Try to play with others who are at the same or similar level. Playing against someone more experienced is, well, an experience. Whilst they will hardly move, you will be thrashing around, banging into walls and even falling over in an effort to hit this bullet-like object back.
Squash rackets come in different shapes and sizes to suit player skills and style of play. Beginners, for instance, would usually choose a teardrop shape which is easier to use and can be more powerful than the classic “head-shaped” versions. The beam of the handle (girth) is also important. The thinner ones provide greater manoeuvrability and control, with thicker versions generating more power.
The weight also comes into play. The lighter the racket, the faster it can be swung, and the more power it will exert. Heavier rackets, often favoured by those who really know what they are doing, offer more control. Looking for that “sweet spot”? Then opt for a closed throat racket which has a smaller string-bed. An open throat, with a larger string-bed, is more forgiving with off-centre shots.
Squash balls are also available in different sizes and are clearly marked with dots depicting skill levels. Blue indicates beginners, red is for those who are progressing and play recreationally. Intermediate players may opt for a single yellow, whilst advanced or pro levels might choose double yellow dots.
Without doubt, you are going to sweat, a lot, so choose synthetic clothing rather than cotton which will stick to your body. Comfort, as with every sport, is key.
England's Alice Green at the World Squash Championships
Played in Europe as early as the 12th-century, Lawn Bowls is a challenging game of speed and tactics. Particularly popular during the WWII as a stress reliever and requiring minimal physical fitness, it is now played in more than 50 countries, with competitions held worldwide. It may not be played in every village or town here in France but it is certainly gaining in popularity.

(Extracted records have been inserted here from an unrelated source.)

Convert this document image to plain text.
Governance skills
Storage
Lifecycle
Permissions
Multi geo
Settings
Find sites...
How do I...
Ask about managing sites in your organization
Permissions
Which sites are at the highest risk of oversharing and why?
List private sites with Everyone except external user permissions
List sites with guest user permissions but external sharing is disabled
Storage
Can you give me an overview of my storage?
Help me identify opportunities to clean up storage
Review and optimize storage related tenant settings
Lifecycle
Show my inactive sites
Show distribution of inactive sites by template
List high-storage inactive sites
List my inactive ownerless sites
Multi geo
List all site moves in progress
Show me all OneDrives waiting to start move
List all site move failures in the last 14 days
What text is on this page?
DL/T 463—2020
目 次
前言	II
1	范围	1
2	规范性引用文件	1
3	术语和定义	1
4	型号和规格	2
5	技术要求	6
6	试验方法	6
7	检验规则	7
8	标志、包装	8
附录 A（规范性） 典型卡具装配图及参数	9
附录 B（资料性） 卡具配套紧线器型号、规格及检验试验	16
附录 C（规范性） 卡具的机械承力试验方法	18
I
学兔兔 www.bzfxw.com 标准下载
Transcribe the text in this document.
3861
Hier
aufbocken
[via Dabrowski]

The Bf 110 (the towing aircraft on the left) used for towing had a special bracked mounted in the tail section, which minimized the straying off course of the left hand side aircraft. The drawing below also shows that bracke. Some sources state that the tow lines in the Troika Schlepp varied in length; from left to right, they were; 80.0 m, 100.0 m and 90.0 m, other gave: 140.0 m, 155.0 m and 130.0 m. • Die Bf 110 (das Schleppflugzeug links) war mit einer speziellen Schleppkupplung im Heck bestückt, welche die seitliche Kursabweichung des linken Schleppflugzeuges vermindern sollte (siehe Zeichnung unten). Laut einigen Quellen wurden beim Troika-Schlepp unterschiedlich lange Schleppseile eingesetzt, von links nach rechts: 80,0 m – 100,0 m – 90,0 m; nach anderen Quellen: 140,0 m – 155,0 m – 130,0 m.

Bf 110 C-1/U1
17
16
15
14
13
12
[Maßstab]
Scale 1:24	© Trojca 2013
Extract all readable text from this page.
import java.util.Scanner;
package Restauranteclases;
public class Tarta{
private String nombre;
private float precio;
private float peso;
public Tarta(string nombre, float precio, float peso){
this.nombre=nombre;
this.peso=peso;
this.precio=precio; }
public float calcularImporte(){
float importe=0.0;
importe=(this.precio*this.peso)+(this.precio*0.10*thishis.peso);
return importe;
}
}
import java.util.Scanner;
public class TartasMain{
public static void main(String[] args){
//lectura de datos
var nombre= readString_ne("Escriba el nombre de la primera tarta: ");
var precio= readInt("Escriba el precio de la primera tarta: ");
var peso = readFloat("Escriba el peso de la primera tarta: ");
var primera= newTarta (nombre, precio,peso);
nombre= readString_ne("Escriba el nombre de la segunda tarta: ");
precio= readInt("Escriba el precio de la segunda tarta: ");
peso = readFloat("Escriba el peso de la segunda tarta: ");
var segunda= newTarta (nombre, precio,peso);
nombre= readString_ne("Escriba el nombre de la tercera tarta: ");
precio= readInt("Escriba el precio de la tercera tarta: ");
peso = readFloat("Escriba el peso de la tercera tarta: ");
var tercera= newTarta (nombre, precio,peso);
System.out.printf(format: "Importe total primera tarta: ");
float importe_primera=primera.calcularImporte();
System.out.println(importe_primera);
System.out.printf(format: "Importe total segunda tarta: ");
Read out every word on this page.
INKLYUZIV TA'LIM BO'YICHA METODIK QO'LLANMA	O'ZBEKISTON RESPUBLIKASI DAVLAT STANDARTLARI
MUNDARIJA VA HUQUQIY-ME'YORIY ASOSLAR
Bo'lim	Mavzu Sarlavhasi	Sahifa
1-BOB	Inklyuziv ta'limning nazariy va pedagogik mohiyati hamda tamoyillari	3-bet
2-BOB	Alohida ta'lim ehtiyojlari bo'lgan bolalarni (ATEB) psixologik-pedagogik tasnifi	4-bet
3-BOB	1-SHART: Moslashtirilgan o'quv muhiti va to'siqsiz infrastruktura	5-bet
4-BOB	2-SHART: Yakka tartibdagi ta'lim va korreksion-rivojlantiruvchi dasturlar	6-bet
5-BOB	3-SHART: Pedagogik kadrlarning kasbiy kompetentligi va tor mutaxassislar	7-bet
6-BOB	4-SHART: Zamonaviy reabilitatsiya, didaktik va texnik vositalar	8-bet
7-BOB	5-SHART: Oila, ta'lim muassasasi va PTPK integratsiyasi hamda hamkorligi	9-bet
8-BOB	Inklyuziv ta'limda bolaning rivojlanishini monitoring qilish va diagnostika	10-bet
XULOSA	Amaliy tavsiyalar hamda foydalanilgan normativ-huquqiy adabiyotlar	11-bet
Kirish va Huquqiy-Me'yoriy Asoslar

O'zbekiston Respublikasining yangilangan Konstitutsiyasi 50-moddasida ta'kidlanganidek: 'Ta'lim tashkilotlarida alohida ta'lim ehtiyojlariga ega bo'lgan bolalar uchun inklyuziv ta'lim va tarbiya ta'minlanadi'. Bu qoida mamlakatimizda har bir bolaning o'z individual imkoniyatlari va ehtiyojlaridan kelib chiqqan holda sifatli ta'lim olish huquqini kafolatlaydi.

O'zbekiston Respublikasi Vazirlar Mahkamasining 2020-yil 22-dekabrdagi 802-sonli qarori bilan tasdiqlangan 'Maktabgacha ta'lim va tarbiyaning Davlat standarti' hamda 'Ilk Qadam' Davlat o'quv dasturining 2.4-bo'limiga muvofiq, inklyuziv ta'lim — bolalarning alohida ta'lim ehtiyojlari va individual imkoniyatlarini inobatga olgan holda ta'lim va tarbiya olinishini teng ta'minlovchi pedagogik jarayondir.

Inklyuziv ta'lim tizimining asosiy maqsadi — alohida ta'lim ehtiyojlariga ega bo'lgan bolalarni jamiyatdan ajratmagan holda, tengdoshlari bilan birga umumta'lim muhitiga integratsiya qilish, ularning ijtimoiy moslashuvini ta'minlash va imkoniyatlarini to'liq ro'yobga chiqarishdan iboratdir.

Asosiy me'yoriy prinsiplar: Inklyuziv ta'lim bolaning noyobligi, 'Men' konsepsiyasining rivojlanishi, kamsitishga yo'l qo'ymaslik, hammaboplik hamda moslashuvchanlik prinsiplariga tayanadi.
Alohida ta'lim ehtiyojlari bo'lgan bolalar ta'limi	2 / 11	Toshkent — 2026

They may look sedate and relaxed but under that cool exterior, every lawn bowler wants to achieve the perfect fast or slow bowl on a slow or fast green. That takes incredible concentration, presence of mind and practice.
For a start, it’s tricky! The balls aren’t symmetrical which means that they curve as they travel. By feeling the ball in their hand and recognising which side of the ball is biased, players can determine the length, direction and speed of their throw. Every part of their body is used to balance, grip and project that ball forward in a stable, precise and clean bowling action.
Then there is the green (or artificial turf), is it fast or slow? A fast green will need a ball to be bowled slower. Whether it’s the short-mat game in a social club, or the longer outdoor version, the perfect bowl will be in an outward direction, at the right angle so that, when it curves, it reaches the billiard ball sized “jack”.
Social by nature, Lawn Bowls can be played as singles, doubles and triples, or even in teams of four, with teams bowling alternately. The closest ball to the jack wins but it can be difficult to tell with the naked eye and, as this is a competitive game, this is when the tape measure comes out to verify the distance.